Le 29 juin 2009, M. Marou Amadou avait déjà été arrêté par la police nigérienne à Niamey et placé en détention dans les locaux de la police judiciaire de Niamey.

Le 30 juin, il a été accusé de “provocation à la désobéissance des forces de défense et de sécurité”, de “complot contre l’autorité de l’Etat” et d’“entreprise de démoralisation de l’armée” ainsi que de “flagrant délit de presse”. Ces accusations font suite aux propos que M. Amadou a tenu lors d’une émission diffusée sur la chaîne de télévision Dounia le 29 juin, dans laquelle il a fait référence à une déclaration du Front de défense de la démocratie (FDD) invitant l’armée à respecter l’article 13 de la Constitution du Niger, qui prévoit que “nul n’est tenu d’exécuter un ordre manifestement illégal”[1].

Le 2 juillet 2009, M. Marou Amadou a été libéré. Il reste cependant poursuivi pour “provocation à la désobéissance des forces de défense et de sécurité”, de “complot contre l’autorité de l’Etat” et d’“entreprise de démoralisation de l’armée” sur la base des articles 76, 78 et 79 du Code pénal nigérien - pour lesquels il encourt la peine capitale - ainsi que de “flagrant délit de presse”, sur la base de l’article 48 de l’Ordonnance portant régime de la liberté de la presse.

Le 9 août 2009, M. Amadou, en sa qualité de président du FUSAD, a lu une déclaration à l’occasion du dixième anniversaire de la Constitution du Niger, dénonçant notamment le régime corrompu du Président Tandja Mamadou et le référendum du 4 août 2009, et rappelant l’arrêt de la Cour constitutionnelle du 12 Juin 2009 déclarant illégal ce référendum.

Le 10 août 2009, M. Marou Amadou a été arrêté vers six heures du matin par la police judiciaire pour “atteinte à la sûreté de l’Etat”. Il a ensuite été placé sous mandat de dépôt dans l’après-midi et écroué à la prison civile de Niamey pour "atteinte à la sûreté de l’Etat".

Actions requises :

L’Observatoire vous prie de bien vouloir écrire aux autorités nigériennes en leur demandant de :

i. Garantir en toutes circonstances l’intégrité physique et psychologique de M. Marou Amadou et de l’ensemble des défenseurs des droits de l’Homme nigériens ;

ii.
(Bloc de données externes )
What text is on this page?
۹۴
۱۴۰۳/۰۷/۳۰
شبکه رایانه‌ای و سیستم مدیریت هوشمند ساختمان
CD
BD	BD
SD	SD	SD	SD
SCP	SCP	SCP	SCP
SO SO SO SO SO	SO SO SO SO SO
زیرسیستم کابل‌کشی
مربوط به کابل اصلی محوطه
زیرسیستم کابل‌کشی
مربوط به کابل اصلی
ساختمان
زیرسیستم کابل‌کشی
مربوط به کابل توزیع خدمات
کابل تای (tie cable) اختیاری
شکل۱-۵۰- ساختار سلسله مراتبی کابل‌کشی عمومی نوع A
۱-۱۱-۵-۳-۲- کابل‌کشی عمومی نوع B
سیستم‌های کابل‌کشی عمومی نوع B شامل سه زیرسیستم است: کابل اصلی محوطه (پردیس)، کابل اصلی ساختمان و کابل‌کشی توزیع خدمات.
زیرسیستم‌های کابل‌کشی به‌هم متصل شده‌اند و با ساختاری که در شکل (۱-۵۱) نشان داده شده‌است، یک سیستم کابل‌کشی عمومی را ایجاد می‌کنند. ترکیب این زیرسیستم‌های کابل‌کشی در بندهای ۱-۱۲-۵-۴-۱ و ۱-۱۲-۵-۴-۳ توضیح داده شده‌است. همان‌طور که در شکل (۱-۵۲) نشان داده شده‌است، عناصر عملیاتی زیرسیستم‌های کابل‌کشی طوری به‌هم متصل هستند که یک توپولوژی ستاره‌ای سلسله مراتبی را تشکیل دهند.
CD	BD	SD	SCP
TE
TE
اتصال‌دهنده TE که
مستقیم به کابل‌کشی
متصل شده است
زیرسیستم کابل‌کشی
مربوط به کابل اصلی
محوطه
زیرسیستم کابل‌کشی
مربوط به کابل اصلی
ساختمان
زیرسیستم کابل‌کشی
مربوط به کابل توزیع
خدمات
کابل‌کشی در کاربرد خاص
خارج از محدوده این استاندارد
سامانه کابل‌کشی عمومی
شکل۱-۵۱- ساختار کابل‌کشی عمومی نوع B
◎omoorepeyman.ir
Prendre toutes les mesures nécessaires pour localiser M. Marou Amadou ;

iii. Garantir à M. Marou Amadou l’accès immédiat et inconditionnel à un avocat de son choix et à sa famille, conformément avec l’Ensemble de règles minima pour le traitement des détenus des Nations Unies ;

iv. Procéder à la libération immédiate et inconditionnelle de M. Marou Amadou, arbitrairement détenu, conformément à la décision de justice du TGI "hors classe" de Niamey ;

v. Garantir une enquête immédiate, efficace, exhaustive, indépendante et impartiale sur ces évènements, dont les conclusions seront rendues publiques, et ce afin d’identifier les responsables, de les traduire devant un tribunal civil indépendant, compétent et impartial et d’appliquer les sanctions pénales, civiles et/ou administratives prévues par la loi ;

vi. Veiller à ce qu’un terme soit mis à toute forme de harcèlement, y compris judiciaire, à l’encontre de M. Marou Amadou et de tous les défenseurs des droits de l’Homme nigériens ;

vii. Se conformer aux dispositions de la Déclaration sur les défenseurs des droits de l’Homme, adoptée par l’Assemblée générale des Nations unies le 9 décembre 1998, et plus particulièrement à son article 1 qui stipule que “chacun a le droit, individuellement ou en association avec d’autres, de promouvoir la protection et la réalisation de tous les droits de l’Homme et de toutes les libertés fondamentales aux niveaux national et international” et son article 12.2 qui prévoit que “l’Etat prend toutes les mesures nécessaires pour assurer que les autorités compétentes protègent toute personne, individuellement ou en association avec d’autres, de toute violence, menace, représailles, discrimination de facto ou de jure, pression ou autre action arbitraire dans le cadre de l’exercice légitime des droits visés dans la présente Déclaration” ;

viii. Plus généralement, se conformer aux dispositions de la Déclaration universelle des droits de l’Homme et instruments régionaux et internationaux relatifs aux droits de l’Homme ratifiés par le Niger.


Adresses

· M. Mamadou Tandja, Président de la République du Niger, Fax : + 227 20 73 34 30.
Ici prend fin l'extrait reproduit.